La figura del filósofo está devaluada. Ser un filósofo es ser un inútil, un homínido que se dedica al mundo de las abstracciones y que tórpemente tropieza con la realidad para caerse y darse de bruces; pero que aún cobra del erario público dando clases a los cuatro alumnos extraños y desviados de la normalidad que pueden asistir con cierto despiste. Suelen ser los filosofos (se entiende también filósofas), miopes o estrábicos, con cierta barriga que refleja el tiempo de ocio sentados con sus libros ya pasados de moda y que ya ni siquiera sirven para adornar ninguna estantería; libros de autores alemanes como Schopenhauer, Nietszche, Heidegger y cosas muy antiguas de gente llamada Parménides, Heráclito, Platón, Plotino,
etc.
Decir que eres un filósofo es decir que eres un tipo muy raro, un oculto petulante, un objeto de atención psiquiátrica o un tipo sabio que puede ser objeto de consultas jocosas en las tertulias o reuniones familiares: "Eh, pregúntale al filósofo que los sabios tienen siempre la última palabra, je, je."; y, efectivamente, ahí está el filósofo como comodín de gracietas y bromas disimuladas con preguntas de cara seria y trascendente a punto de romper en sonrisa: "Eh, así que eso del Ser ¿qué es eso del ser o no ser?, je, je, je...".

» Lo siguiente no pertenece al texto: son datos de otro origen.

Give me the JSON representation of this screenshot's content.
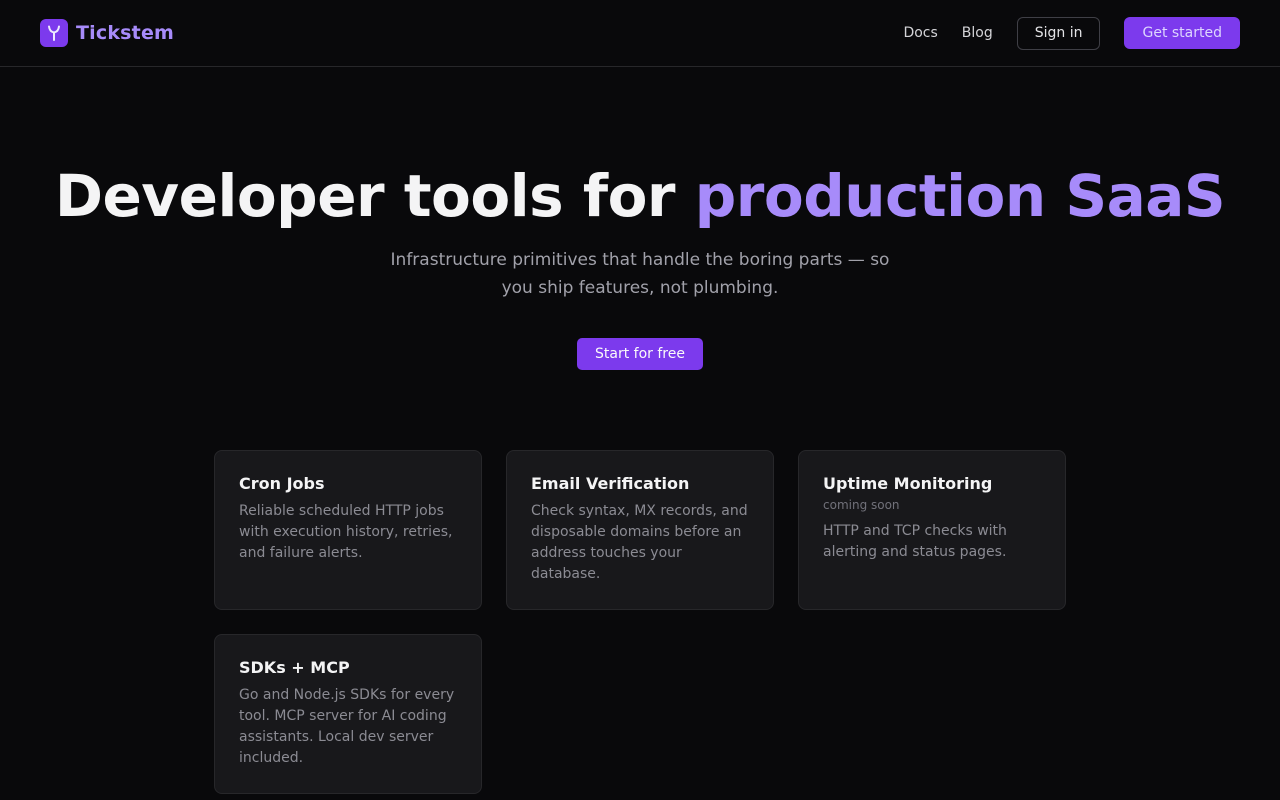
{
  "header": {
    "brand": "Tickstem",
    "nav": [
      "Docs",
      "Blog"
    ],
    "sign_in": "Sign in",
    "get_started": "Get started"
  },
  "hero": {
    "title_main": "Developer tools for ",
    "title_accent": "production SaaS",
    "subtitle": "Infrastructure primitives that handle the boring parts — so you ship features, not plumbing.",
    "cta": "Start for free"
  },
  "cards": [
    {
      "title": "Cron Jobs",
      "tag": "",
      "desc": "Reliable scheduled HTTP jobs with execution history, retries, and failure alerts."
    },
    {
      "title": "Email Verification",
      "tag": "",
      "desc": "Check syntax, MX records, and disposable domains before an address touches your database."
    },
    {
      "title": "Uptime Monitoring",
      "tag": "coming soon",
      "desc": "HTTP and TCP checks with alerting and status pages."
    },
    {
      "title": "SDKs + MCP",
      "tag": "",
      "desc": "Go and Node.js SDKs for every tool. MCP server for AI coding assistants. Local dev server included."
    }
  ],
  "colors": {
    "background": "#09090b",
    "accent": "#a78bfa",
    "primary": "#7c3aed",
    "card": "#18181b"
  },
  "icons": {
    "logo": "tickstem-logo-icon"
  }
}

Por eso cuando Retranca Fernández dijo ser filósofa, todos quedaron de piedra. Retranca llevaba una vida de ejecutiva de alto estanding, gastaba dinero como una cosaca en coches de lujo, era una ligona empedernida con la líbido siempre desbocada y mujer sociable donde las hubiese. Tenía una vista de águila y una salud de hierro a base de visitas rutinarias al gimnasio y prácticas de alpinismo arriesgado. Solía tener opiniones políticas muy directas y muy corrosivas contra los politicastros del oportunismo y lo que ella entendía era pura cobardía y puro servilismo de gente timorata, sin más ideas que las del manual del partido, y que repetían como papagayos lo que los gurús del momento mediático o partidista les ordenaban decir. A muchos de ellos y ellas los/las veía como serpientes o arpías resentidas, pero con ganas de venganza a través del poder político que podían adquirir con sus destrezas y dominio en el arte de la astucia a la Maquiavélico, pero sin el bagaje intelectual del florentino.
Retranca Fernández en tiempos libres leía filosofía de todo tipo, era una fanática del pensamiento crítico y especulativo, se pasaba a veces horas de intenso placer leyendo a los grandes prohombres y promujeres de la filosofía, cosa que combinaba con la buena literatura de todos los tiempos. Eso la hacía ser una mujer crítica y corrosiva contra todo aquello que veía como superficial, o no lo suficientemente pensado. Odiaba los estereotipos, las modas, los clichés, las ideologías de laboratorio, las demagogias cínicas de los papanatas con ínfulas de poder y dominio totalitario. También a los conformistas de todo color, sexo, raza y religión. Podían ser fanáticos del dogma o frívolos post-modernos, a ella le daba lo mismo: su guerra particular era contra el pensamiento mentiroso, corto, embaucador, profundamente intenso con sus demagogias utópicas, de promesas insostenibles; pensamientos-refugio que utilizaban la ciencia o la razón como subterfugio para frenar en seco ante la posibilidad de que la vida fuese mucho más compleja.
Retranca era una filosofa en toda regla. Fuerte, alegre, sana, libre, y lectora de esos nombres tan extraños y ya desconocidos y pretendidamente enterrados: Kant, Spinoza, Leibniz, Descates, San Agustín, Kierkegaard, Hanna Arent, Ayn Rand, etc, etc.